Her eyes widened instantly. "How do you— how do you know my name?"
He smiled faintly. "I knew your mother. Yuki Kazuki. She was a witty witch....clever, brave, full of fire. I'm sure your mother would love to see you become a witch of your own."
His voice was warm, almost kind, and it carried the same soft cadence that her father's used to have when he read her bedtime stories. For a moment, Ren couldn't move. Her heart tightened at the mention of her mother.
She bowed her head, unsure what to feel. The wound on her cheek burned again, throbbing with renewed pain, a cruel reminder of everything she'd just endured.
"That's going to scar, sadly," he said matter-of-factly, though his tone was laced with something like regret. With a gentle flick of his wand, a cool sensation washed over her skin. The burning eased immediately. When she lifted her trembling fingers to her cheek, the pain was gone replaced by a faint roughness, as if the wound had healed years ago.
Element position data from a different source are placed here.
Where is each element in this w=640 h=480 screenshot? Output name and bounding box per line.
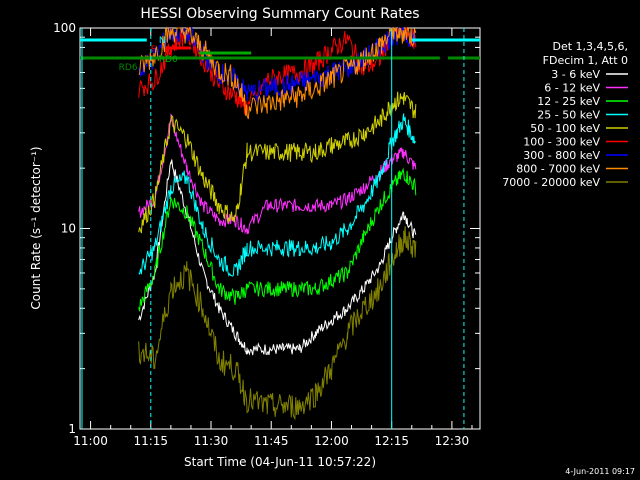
axes: 11:00 11:15 11:30 11:45 12:00 12:15 12:30 1 10 10… <box>53 21 480 448</box>
x-tick-label: 11:15 <box>133 434 168 448</box>
series-25-50-kev <box>138 113 416 277</box>
legend-label: 25 - 50 keV <box>537 109 600 122</box>
legend-label: 100 - 300 keV <box>523 136 600 149</box>
legend-label: 3 - 6 keV <box>551 68 600 81</box>
series-7000-20000-kev <box>138 226 417 421</box>
flag-label-rd0: RD0 <box>159 55 178 65</box>
series-line <box>138 113 416 277</box>
legend-label: 800 - 7000 keV <box>516 163 600 176</box>
series-line <box>138 226 417 421</box>
series-50-100-kev <box>138 91 417 234</box>
y-tick-label: 100 <box>53 21 76 35</box>
series-line <box>138 26 417 120</box>
x-tick-label: 11:45 <box>254 434 289 448</box>
series-line <box>138 26 417 102</box>
series-line <box>138 91 417 234</box>
legend-label: 300 - 800 keV <box>523 149 600 162</box>
x-tick-label: 11:30 <box>194 434 229 448</box>
flag-label-f: F <box>151 45 156 55</box>
series-layer <box>138 26 417 421</box>
legend: Det 1,3,4,5,6, FDecim 1, Att 0 3 - 6 keV… <box>502 40 628 189</box>
legend-header-1: Det 1,3,4,5,6, <box>552 40 628 53</box>
x-axis-label: Start Time (04-Jun-11 10:57:22) <box>184 455 376 469</box>
flag-label-n: N <box>159 36 166 46</box>
series-800-7000-kev <box>138 26 417 120</box>
legend-label: 7000 - 20000 keV <box>502 176 600 189</box>
flag-label-rd6: RD6 <box>119 63 138 73</box>
x-tick-label: 12:30 <box>435 434 470 448</box>
x-tick-label: 12:15 <box>374 434 409 448</box>
legend-label: 12 - 25 keV <box>537 95 600 108</box>
x-tick-label: 12:00 <box>314 434 349 448</box>
legend-label: 6 - 12 keV <box>544 82 600 95</box>
series-300-800-kev <box>138 26 417 102</box>
chart-title: HESSI Observing Summary Count Rates <box>140 6 419 22</box>
x-tick-label: 11:00 <box>73 434 108 448</box>
y-axis-label: Count Rate (s⁻¹ detector⁻¹) <box>29 146 43 309</box>
y-tick-label: 1 <box>68 422 76 436</box>
series-line <box>138 167 417 312</box>
legend-header-2: FDecim 1, Att 0 <box>543 54 628 67</box>
legend-label: 50 - 100 keV <box>530 122 600 135</box>
y-tick-label: 10 <box>61 222 76 236</box>
series-12-25-kev <box>138 167 417 312</box>
timestamp: 4-Jun-2011 09:17 <box>565 467 635 476</box>
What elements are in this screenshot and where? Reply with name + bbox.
Her breathing steadied. She looked up at him again, this time not with fear but with a kind of cautious curiosity.
"I'm sure you'd want to get out of this place, at least," he said quietly, his blue eyes glinting like winter ice.
Ren nodded. She didn't trust her voice anymore. Her small hand reached for his, hesitant at first, then firmer when she realized it was warm. He helped her to her feet, steadying her gently.
"Magic is a part of you," he said softly. "And so are your fangs. One day, you'll learn to embrace them both."
The words hung in the air long after they were spoken, echoing inside her head, through the silence that followed, through the wreckage of the room.